There is no atomic rotate endpoint — the two-step pattern above is the intended approach.

Expiry: Keys do not expire by default (expiresAt: null). To set an expiry, pass expiresAt at creation time. Expired keys are rejected the same way as revoked keys; the lastUsedAt timestamp is not updated after expiry.

Listing keys

GET /api/v1/partner/api-keys?page=1&limit=20

Returns paginated ApiKeyResponseDto objects.

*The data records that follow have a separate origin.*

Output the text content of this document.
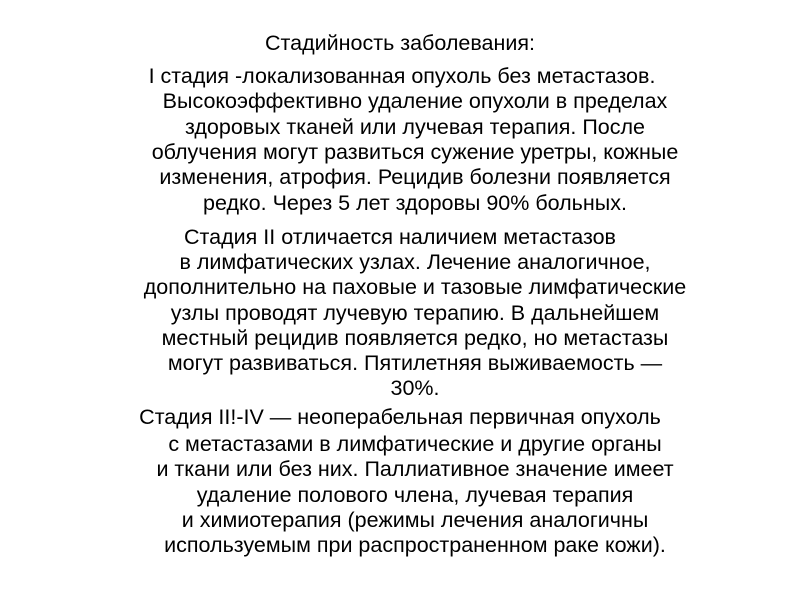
Стадийность заболевания:
I стадия -локализованная опухоль без метастазов.
Высокоэффективно удаление опухоли в пределах
здоровых тканей или лучевая терапия. После
облучения могут развиться сужение уретры, кожные
изменения, атрофия. Рецидив болезни появляется
редко. Через 5 лет здоровы 90% больных.
Стадия II отличается наличием метастазов
в лимфатических узлах. Лечение аналогичное,
дополнительно на паховые и тазовые лимфатические
узлы проводят лучевую терапию. В дальнейшем
местный рецидив появляется редко, но метастазы
могут развиваться. Пятилетняя выживаемость —
30%.
Стадия II!-IV — неоперабельная первичная опухоль
с метастазами в лимфатические и другие органы
и ткани или без них. Паллиативное значение имеет
удаление полового члена, лучевая терапия
и химиотерапия (режимы лечения аналогичны
используемым при распространенном раке кожи).
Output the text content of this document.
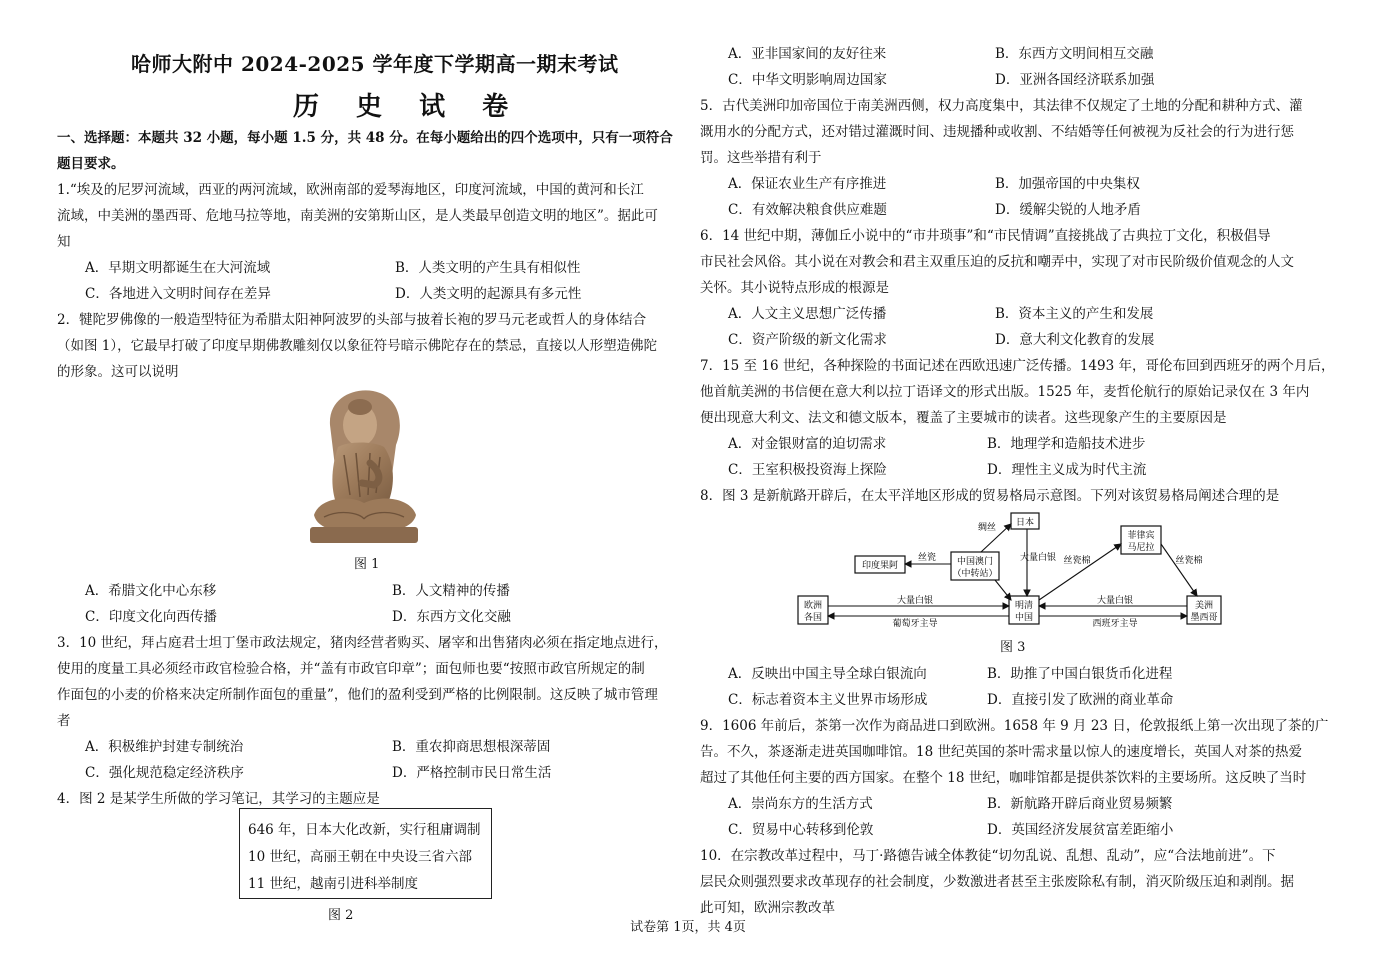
哈师大附中 2024-2025 学年度下学期高一期末考试
历 史 试 卷
一、选择题：本题共 32 小题，每小题 1.5 分，共 48 分。在每小题给出的四个选项中，只有一项符合
题目要求。
1.“埃及的尼罗河流域，西亚的两河流域，欧洲南部的爱琴海地区，印度河流域，中国的黄河和长江
流域，中美洲的墨西哥、危地马拉等地，南美洲的安第斯山区，是人类最早创造文明的地区”。据此可
知
A．早期文明都诞生在大河流域	B．人类文明的产生具有相似性
C．各地进入文明时间存在差异	D．人类文明的起源具有多元性
2．犍陀罗佛像的一般造型特征为希腊太阳神阿波罗的头部与披着长袍的罗马元老或哲人的身体结合
（如图 1），它最早打破了印度早期佛教雕刻仅以象征符号暗示佛陀存在的禁忌，直接以人形塑造佛陀
的形象。这可以说明
图 1
A．希腊文化中心东移	B．人文精神的传播
C．印度文化向西传播	D．东西方文化交融
3．10 世纪，拜占庭君士坦丁堡市政法规定，猪肉经营者购买、屠宰和出售猪肉必须在指定地点进行，
使用的度量工具必须经市政官检验合格，并“盖有市政官印章”；面包师也要“按照市政官所规定的制
作面包的小麦的价格来决定所制作面包的重量”，他们的盈利受到严格的比例限制。这反映了城市管理
者
A．积极维护封建专制统治	B．重农抑商思想根深蒂固
C．强化规范稳定经济秩序	D．严格控制市民日常生活
4．图 2 是某学生所做的学习笔记，其学习的主题应是
646 年，日本大化改新，实行租庸调制
10 世纪，高丽王朝在中央设三省六部
11 世纪，越南引进科举制度
图 2
A．亚非国家间的友好往来	B．东西方文明间相互交融
C．中华文明影响周边国家	D．亚洲各国经济联系加强
5．古代美洲印加帝国位于南美洲西侧，权力高度集中，其法律不仅规定了土地的分配和耕种方式、灌
溉用水的分配方式，还对错过灌溉时间、违规播种或收割、不结婚等任何被视为反社会的行为进行惩
罚。这些举措有利于
A．保证农业生产有序推进	B．加强帝国的中央集权
C．有效解决粮食供应难题	D．缓解尖锐的人地矛盾
6．14 世纪中期，薄伽丘小说中的“市井琐事”和“市民情调”直接挑战了古典拉丁文化，积极倡导
市民社会风俗。其小说在对教会和君主双重压迫的反抗和嘲弄中，实现了对市民阶级价值观念的人文
关怀。其小说特点形成的根源是
A．人文主义思想广泛传播	B．资本主义的产生和发展
C．资产阶级的新文化需求	D．意大利文化教育的发展
7．15 至 16 世纪，各种探险的书面记述在西欧迅速广泛传播。1493 年，哥伦布回到西班牙的两个月后，
他首航美洲的书信便在意大利以拉丁语译文的形式出版。1525 年，麦哲伦航行的原始记录仅在 3 年内
便出现意大利文、法文和德文版本，覆盖了主要城市的读者。这些现象产生的主要原因是
A．对金银财富的迫切需求	B．地理学和造船技术进步
C．王室积极投资海上探险	D．理性主义成为时代主流
8．图 3 是新航路开辟后，在太平洋地区形成的贸易格局示意图。下列对该贸易格局阐述合理的是
日本
印度果阿	中国澳门
（中转站）
明清
中国
欧洲
各国
菲律宾
马尼拉
美洲
墨西哥
丝瓷
大量白银
葡萄牙主导
大量白银
西班牙主导
绸丝
大量白银 丝瓷棉	丝瓷棉
图 3
A．反映出中国主导全球白银流向	B．助推了中国白银货币化进程
C．标志着资本主义世界市场形成	D．直接引发了欧洲的商业革命
9．1606 年前后，茶第一次作为商品进口到欧洲。1658 年 9 月 23 日，伦敦报纸上第一次出现了茶的广
告。不久，茶逐渐走进英国咖啡馆。18 世纪英国的茶叶需求量以惊人的速度增长，英国人对茶的热爱
超过了其他任何主要的西方国家。在整个 18 世纪，咖啡馆都是提供茶饮料的主要场所。这反映了当时
A．崇尚东方的生活方式	B．新航路开辟后商业贸易频繁
C．贸易中心转移到伦敦	D．英国经济发展贫富差距缩小
10．在宗教改革过程中，马丁·路德告诫全体教徒“切勿乱说、乱想、乱动”，应“合法地前进”。下
层民众则强烈要求改革现存的社会制度，少数激进者甚至主张废除私有制，消灭阶级压迫和剥削。据
此可知，欧洲宗教改革
试卷第 1页，共 4页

The keyPrefix field lets you identify which key is which without exposing the secret.

Minimum scope sets

Use case	Minimum scopes
VCP AMQP consume-only integration	`vcp:connect`
VCP REST read endpoints	`vcp:read`
Publish site setpoints	`vcp:connect`, `vcp:write:setpoint`
Publish device/mode/schedule commands	`vcp:connect`, matching `vcp:write:*` scope, plus HMAC signature
Read-only REST data access	`plants:read`, `telemetry:read`
Full REST + AMQP (operator key)	`plants:read`, `telemetry:read`, `commands:read`, `commands:execute`, `config:read`, `config:write`, `trading:read`, `trading:write`, `vcp:connect`, `vcp:read`, all `vcp:write:*` scopes

For the Voke ESM sandbox, the same vcp:connect scope applies — Voke ESM does not require any additional scope. The Voke ESM admin controls (enable/disable, plant CRUD) are gated by the SuperAdmin JWT role, not by API key scopes.